HealthDay News — Most children with special health care needs with current attention-deficit/hyperactivity disorder receive medication treatment or behavioral therapy, according to a study published in The Journal of Pediatrics.

To describe the patient-reported prevalence of treatments for attention deficit/hyperactivity disorder (ADHD) among a national sample of children with special health care needs, Susanna N. Visser, DrPH, of the U.S. Centers for Disease Control and Prevention in Atlanta, and colleagues analyzed parent-reported data from the 2009 to 2010 National Survey of Children with Special Health Care Needs.
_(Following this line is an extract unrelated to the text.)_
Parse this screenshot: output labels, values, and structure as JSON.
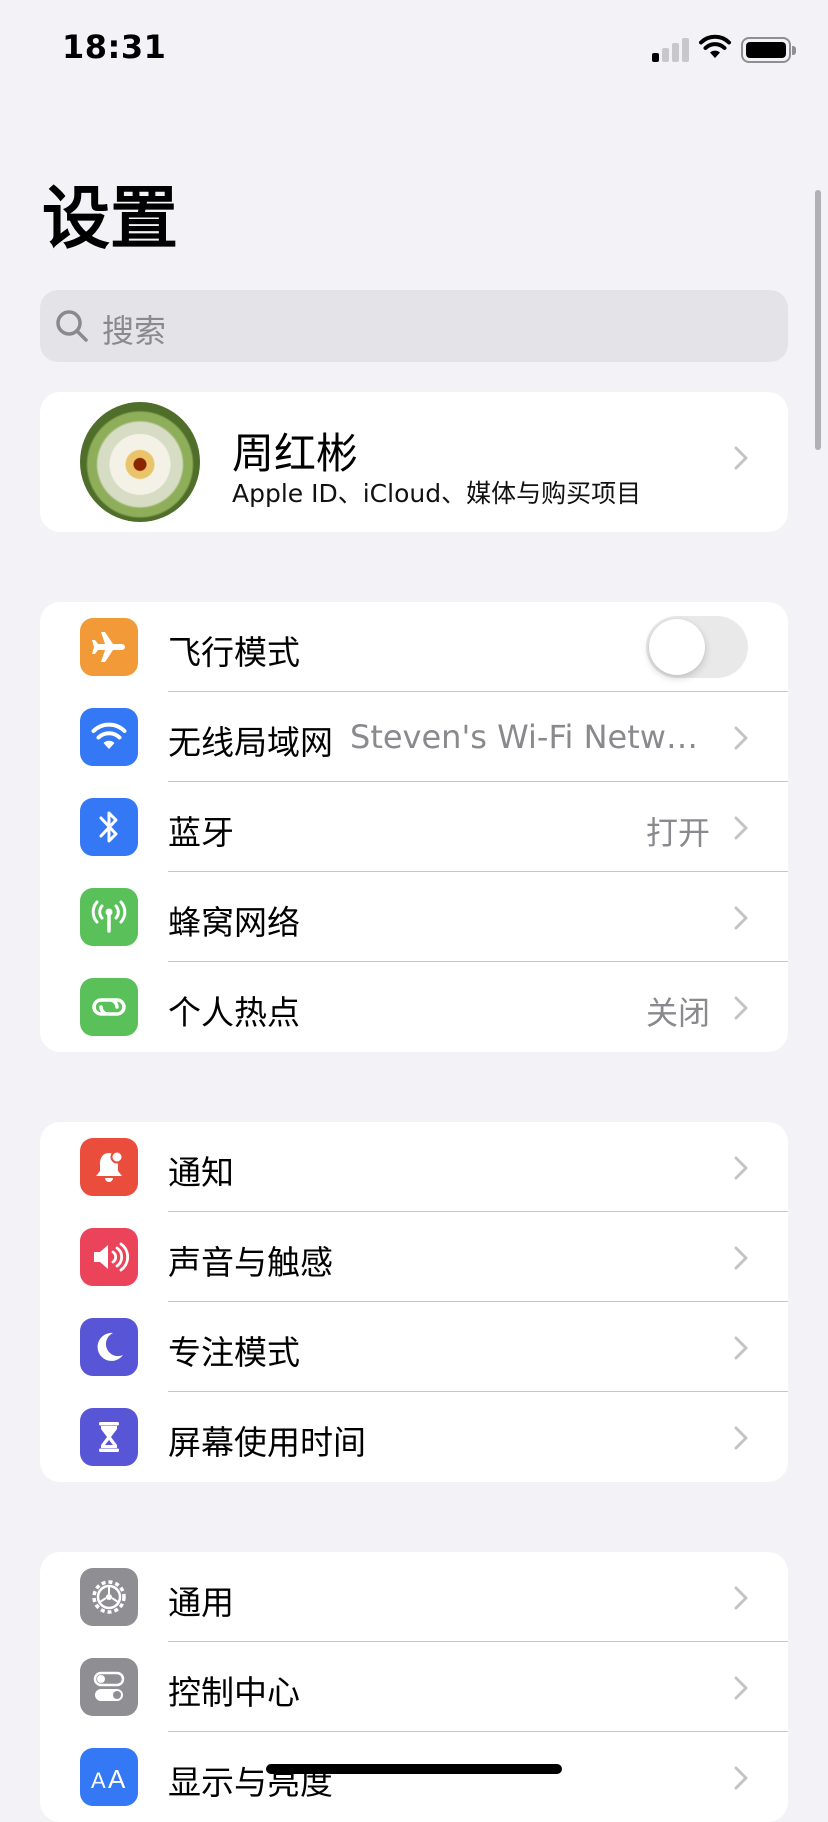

Of the patients with current ADHD, 74.0% received treatment in the past week, 44.0% had received behavioral therapy in the past year, and 10.2% had used dietary supplements for ADHD in the past year, observed the investigators. Overall, 30.7% received both past-week medication and past-year behavioral therapy, while 12.7% received neither.

For preschool-aged CSHCN with ADHD, 25.4% received medication treatment alone, 31.9% received behavioral therapy alone, 21.2% received both, and 21.4% received neither treatment. The most common medication class (84.8%) was central nervous system stimulants, followed by the selective norepinephrine reuptake inhibitor atomoxetine (8.4%).

"These estimates provide a benchmark of clinical practice for the period directly preceding issuance of the American Academy of Pediatrics' 2011 ADHD guidelines," concluded the scientists.


  1. Visser SN et al. The Journal of Pediatrics. 2015; doi:


One author disclosed financial ties to Nexstim Oy.